It's critically important that your child receives their vaccines on schedule to protect them against serious childhood diseases. We're here to help answer some common questions and help you stay on track.

Why get caught up now on vaccinations

Mom and child in exam room Ensuring every child receives vaccines for preventable diseases is essential. If a group of babies and young children fall behind on their vaccines, these diseases will have an opportunity to reemerge, causing outbreaks – and potential deaths – in our communities once again.

In April 2020, the American Academy of Pediatrics, the American Academy of Family Physicians, and the U.S. Centers for Disease Control and Prevention (CDC) agreed routine vaccinations should be prioritized for children younger than 2 years of age and should be given to children and teens during annual well visits or during visits for minor illnesses.

Why vaccinations are important for kids and the community

Vaccinations throughout childhood are essential to protect young lives. Vaccines help provide immunity to children before they are exposed to potentially harmful diseases like hepatitis B, measles, mumps, polio and more. All vaccines are extensively tested and approved for use by the CDC.

Researchers at CHOP and around the world have repeatedly proven that vaccines are safe and effective for children and the public. The more people that receive a specific vaccine, the greater likelihood of developing "herd immunity," which protects everyone in the community – even medically vulnerable people who cannot safely receive the vaccine.

What vaccines do kids need?

A typical vaccination schedule for children and teens will include these recommended vaccines for different age groups. Most schools, daycares and colleges require proof of immunizations to attend.

Birth to age 2

  • Hepatitis B
  • Rotavirus
  • Diphtheria, tetanus and acellular pertussis
  • Haemophilus influenzae type b
  • Pneumococcal conjugate
  • Inactivated poliovirus
  • Influenza
  • Measles, mumps, rubella (MMR)
  • Varicella (chickenpox)
  • Hepatitis A

4-6 years old

  • Diphtheria, tetanus and acellular pertussis
  • Inactivated poliovirus
  • Influenza
  • Measles, mumps, rubella (MMR)
  • Varicella (chickenpox)


  • Tetanus, diphtheria & acellular pertussis (Tdap)
  • Human papillomavirus (HPV)
  • Meningococcal
  • COVID-19 (with FDA approval, many colleges and universities are now requiring)
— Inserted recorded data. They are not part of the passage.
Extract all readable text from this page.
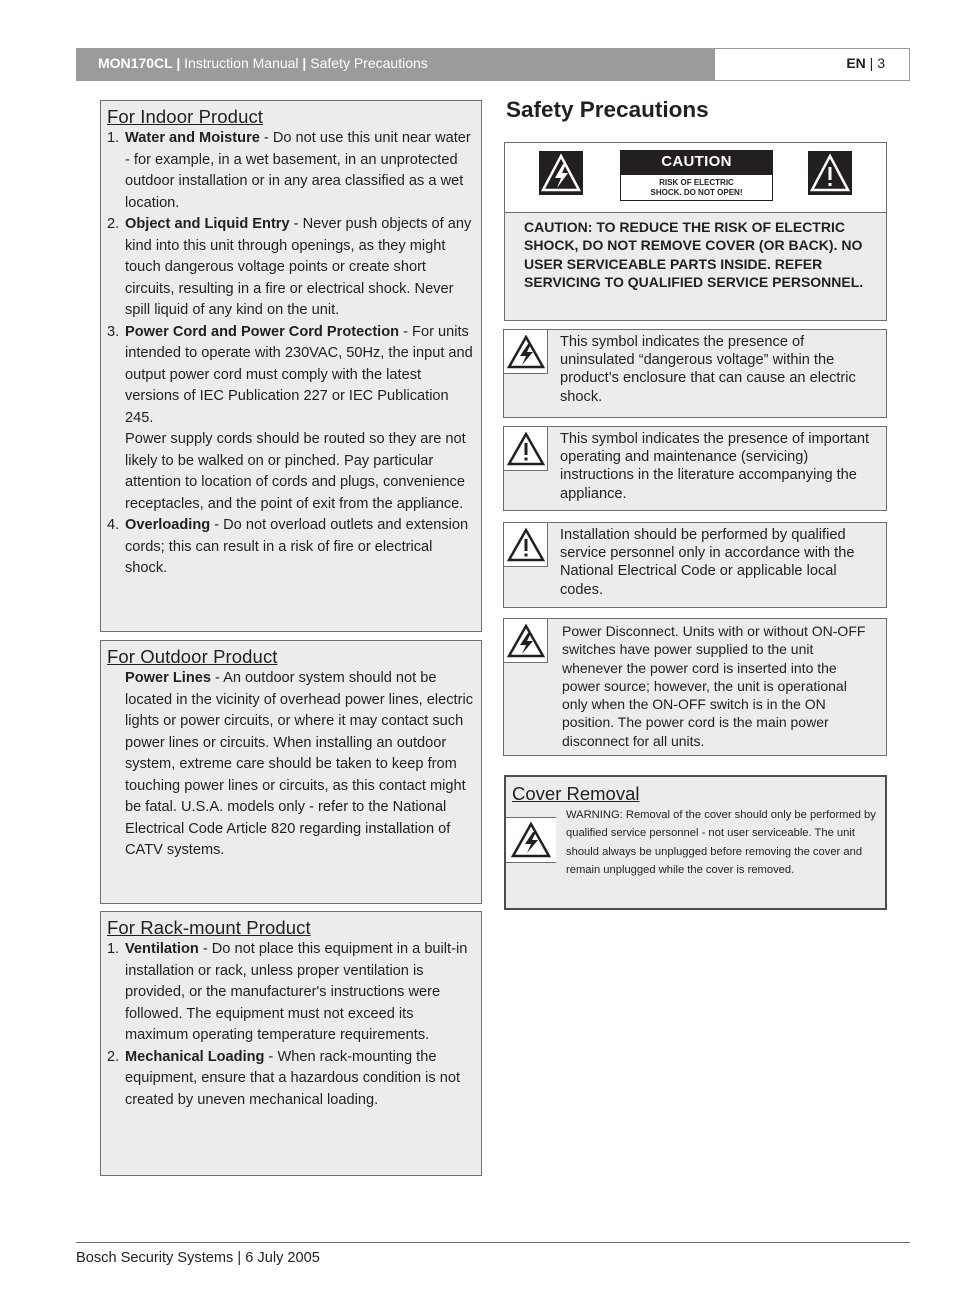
MON170CL | Instruction Manual | Safety Precautions	EN | 3
For Indoor Product
1. Water and Moisture - Do not use this unit near water - for example, in a wet basement, in an unprotected outdoor installation or in any area classified as a wet location.
2. Object and Liquid Entry - Never push objects of any kind into this unit through openings, as they might touch dangerous voltage points or create short circuits, resulting in a fire or electrical shock. Never spill liquid of any kind on the unit.
3. Power Cord and Power Cord Protection - For units intended to operate with 230VAC, 50Hz, the input and output power cord must comply with the latest versions of IEC Publication 227 or IEC Publication 245.
Power supply cords should be routed so they are not likely to be walked on or pinched. Pay particular attention to location of cords and plugs, convenience receptacles, and the point of exit from the appliance.
4. Overloading - Do not overload outlets and extension cords; this can result in a risk of fire or electrical shock.
For Outdoor Product
Power Lines - An outdoor system should not be located in the vicinity of overhead power lines, electric lights or power circuits, or where it may contact such power lines or circuits. When installing an outdoor system, extreme care should be taken to keep from touching power lines or circuits, as this contact might be fatal. U.S.A. models only - refer to the National Electrical Code Article 820 regarding installation of CATV systems.
For Rack-mount Product
1. Ventilation - Do not place this equipment in a built-in installation or rack, unless proper ventilation is provided, or the manufacturer's instructions were followed. The equipment must not exceed its maximum operating temperature requirements.
2. Mechanical Loading - When rack-mounting the equipment, ensure that a hazardous condition is not created by uneven mechanical loading.
Safety Precautions
CAUTION
RISK OF ELECTRIC
SHOCK. DO NOT OPEN!
CAUTION: TO REDUCE THE RISK OF ELECTRIC SHOCK, DO NOT REMOVE COVER (OR BACK). NO USER SERVICEABLE PARTS INSIDE. REFER SERVICING TO QUALIFIED SERVICE PERSONNEL.
This symbol indicates the presence of uninsulated “dangerous voltage” within the product’s enclosure that can cause an electric shock.
This symbol indicates the presence of important operating and maintenance (servicing) instructions in the literature accompanying the appliance.
Installation should be performed by qualified service personnel only in accordance with the National Electrical Code or applicable local codes.
Power Disconnect. Units with or without ON-OFF switches have power supplied to the unit whenever the power cord is inserted into the power source; however, the unit is operational only when the ON-OFF switch is in the ON position. The power cord is the main power disconnect for all units.
Cover Removal
WARNING: Removal of the cover should only be performed by qualified service personnel - not user serviceable. The unit should always be unplugged before removing the cover and remain unplugged while the cover is removed.
Bosch Security Systems | 6 July 2005
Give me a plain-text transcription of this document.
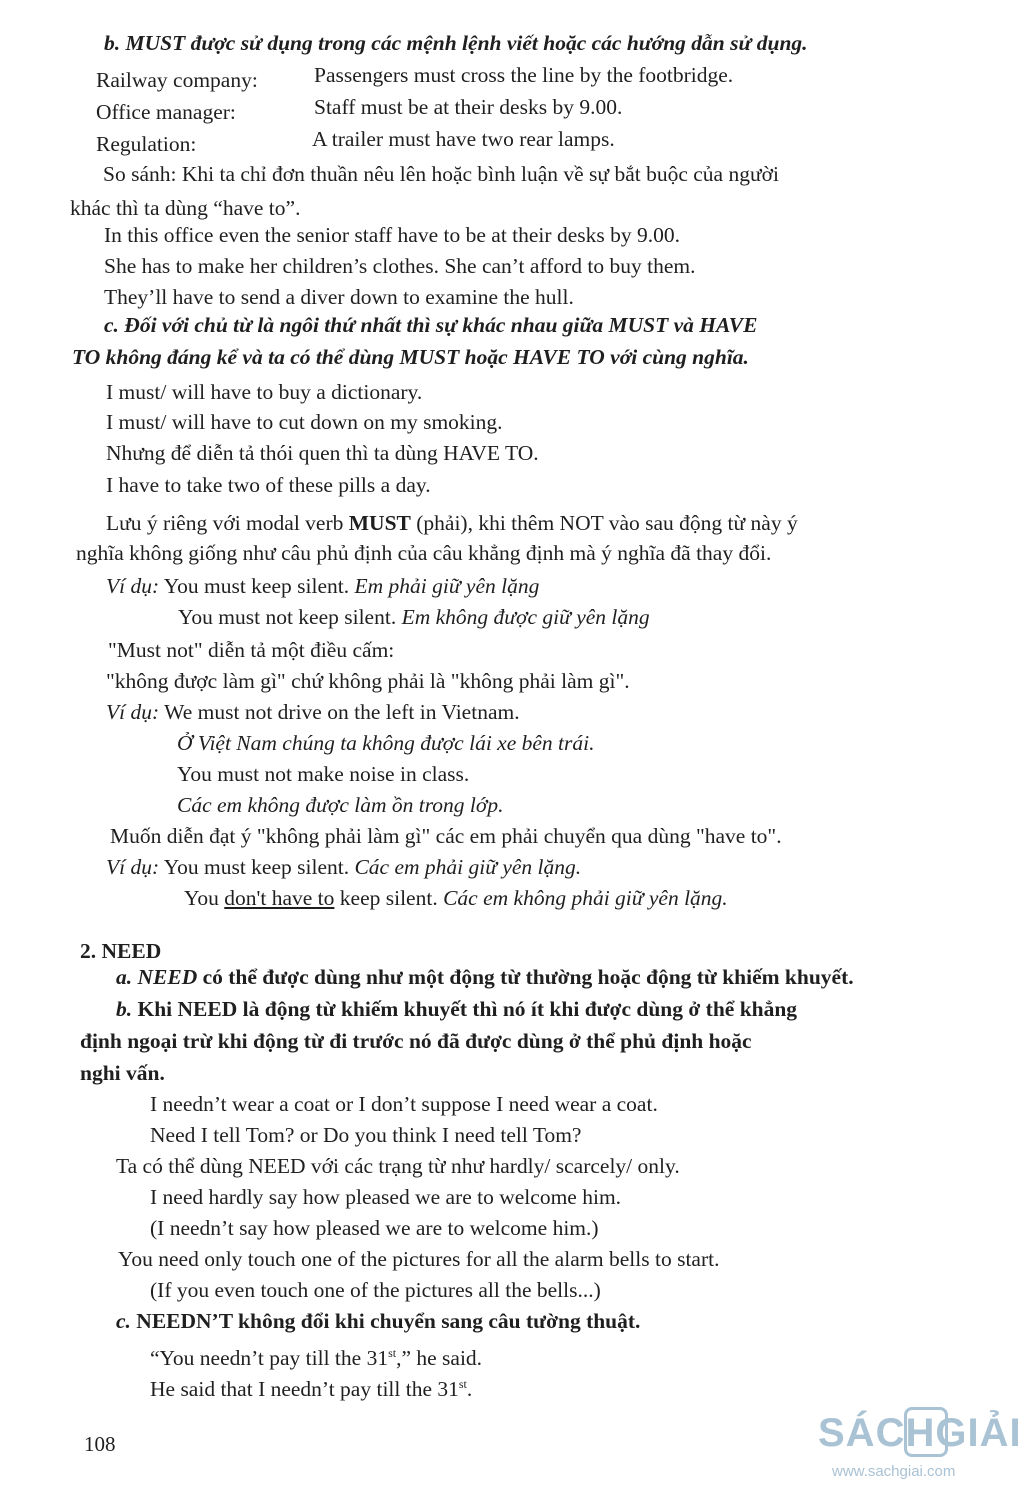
b. MUST được sử dụng trong các mệnh lệnh viết hoặc các hướng dẫn sử dụng.
Railway company:	Passengers must cross the line by the footbridge.
Office manager:	Staff must be at their desks by 9.00.
Regulation:	A trailer must have two rear lamps.
So sánh: Khi ta chỉ đơn thuần nêu lên hoặc bình luận về sự bắt buộc của người
khác thì ta dùng “have to”.
In this office even the senior staff have to be at their desks by 9.00.
She has to make her children’s clothes. She can’t afford to buy them.
They’ll have to send a diver down to examine the hull.
c. Đối với chủ từ là ngôi thứ nhất thì sự khác nhau giữa MUST và HAVE
TO không đáng kể và ta có thể dùng MUST hoặc HAVE TO với cùng nghĩa.
I must/ will have to buy a dictionary.
I must/ will have to cut down on my smoking.
Nhưng để diễn tả thói quen thì ta dùng HAVE TO.
I have to take two of these pills a day.
Lưu ý riêng với modal verb MUST (phải), khi thêm NOT vào sau động từ này ý
nghĩa không giống như câu phủ định của câu khẳng định mà ý nghĩa đã thay đổi.
Ví dụ: You must keep silent. Em phải giữ yên lặng
You must not keep silent. Em không được giữ yên lặng
"Must not" diễn tả một điều cấm:
"không được làm gì" chứ không phải là "không phải làm gì".
Ví dụ: We must not drive on the left in Vietnam.
Ở Việt Nam chúng ta không được lái xe bên trái.
You must not make noise in class.
Các em không được làm ồn trong lớp.
Muốn diễn đạt ý "không phải làm gì" các em phải chuyển qua dùng "have to".
Ví dụ: You must keep silent. Các em phải giữ yên lặng.
You don't have to keep silent. Các em không phải giữ yên lặng.
2. NEED
a. NEED có thể được dùng như một động từ thường hoặc động từ khiếm khuyết.
b. Khi NEED là động từ khiếm khuyết thì nó ít khi được dùng ở thể khẳng
định ngoại trừ khi động từ đi trước nó đã được dùng ở thể phủ định hoặc
nghi vấn.
I needn’t wear a coat or I don’t suppose I need wear a coat.
Need I tell Tom? or Do you think I need tell Tom?
Ta có thể dùng NEED với các trạng từ như hardly/ scarcely/ only.
I need hardly say how pleased we are to welcome him.
(I needn’t say how pleased we are to welcome him.)
You need only touch one of the pictures for all the alarm bells to start.
(If you even touch one of the pictures all the bells...)
c. NEEDN’T không đổi khi chuyển sang câu tường thuật.
“You needn’t pay till the 31st,” he said.
He said that I needn’t pay till the 31st.
108	SÁCHGIẢI
www.sachgiai.com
Missed a vaccine? Why you should catch up

If your child has missed any of their recommended vaccines – or if you are unsure – talk to your child's pediatrician or healthcare provider as soon as possible. Then, schedule an appointment for your child to receive any on-time or catch up vaccines needed.

Although each vaccine has a recommended schedule for administration, in many cases, you can pick up where you left off or use a "catch up" vaccination schedule to keep your child protected. Children in certain high-risk groups may require an adjusted vaccine schedule. Talk to your child's pediatrician about the best way to resume your child's vaccinations and how to help your family stay on-target in the future.